I strongly disagree. This would violate the fundamental RTP timestamp
rules. An RTP audio session should use a single clock rate throughout.
[Gino] Apologies if this was not clear, but our intention and
understanding is that our proposal does not violate the fundamental
RTP timestamp rules.
I disagree.
We are proposing use of a single clock rate, with an additional
specification for this clock rate to be referenced at specific point
in the codec (ie, the decoder). Further, this clock rate does not
change within a session.
However the RTP clock rate does change, which is the problem.
Rather, our intention is to enable sufficient flexibility for clock
rate adaptations (eg, up-sampling and down-sampling), which are
typically outside the scope of RTP, but not in the case of VMR-WB. As
an example, it is our understanding that with G.729 you could resample
the audio on the input from, say, a 44.1 kHz source to 8 KHz, and set
up an "8 KHz session" via SDP without violating RTP.
Correct.
This cannot be flexibly supported for two common sampling modes (8 KHz
and 16 KHz) with VMR-WB because they are included in the VMR-WB
payload specification.
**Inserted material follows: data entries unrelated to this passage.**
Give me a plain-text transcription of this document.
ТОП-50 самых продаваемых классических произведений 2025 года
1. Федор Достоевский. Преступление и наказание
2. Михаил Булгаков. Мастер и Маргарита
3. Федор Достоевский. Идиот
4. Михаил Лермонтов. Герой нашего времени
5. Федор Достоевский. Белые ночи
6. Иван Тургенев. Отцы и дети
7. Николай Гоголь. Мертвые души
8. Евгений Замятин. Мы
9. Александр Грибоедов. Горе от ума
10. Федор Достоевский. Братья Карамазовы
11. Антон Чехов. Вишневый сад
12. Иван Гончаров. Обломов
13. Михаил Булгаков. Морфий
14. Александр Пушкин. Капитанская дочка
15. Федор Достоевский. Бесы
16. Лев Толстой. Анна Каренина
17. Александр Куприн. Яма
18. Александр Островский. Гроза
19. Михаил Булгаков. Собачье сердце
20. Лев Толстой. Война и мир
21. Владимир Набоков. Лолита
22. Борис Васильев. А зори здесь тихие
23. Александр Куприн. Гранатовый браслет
Since these functions are specified, two unique
sampling modes exist, and hence two timestamp intervals exists, and
hence sampling rate restriction exists. We think of the tone injection
scenario as taking an 8 KHz input, up-sampling to 16 KHz, and running
into the VMR-WB.
This would be acceptable.
The issue is that the VMR-WB codec specification contains this
up-sampling function, and hence calls out a separate timestamp period
and mode for the 8 KHz operation. As such, the required up-sampling
function is not outside the scope of RTP.
Which is what makes it unacceptable unless signalled, since it requires
changing the RTP timestamp rate within a session.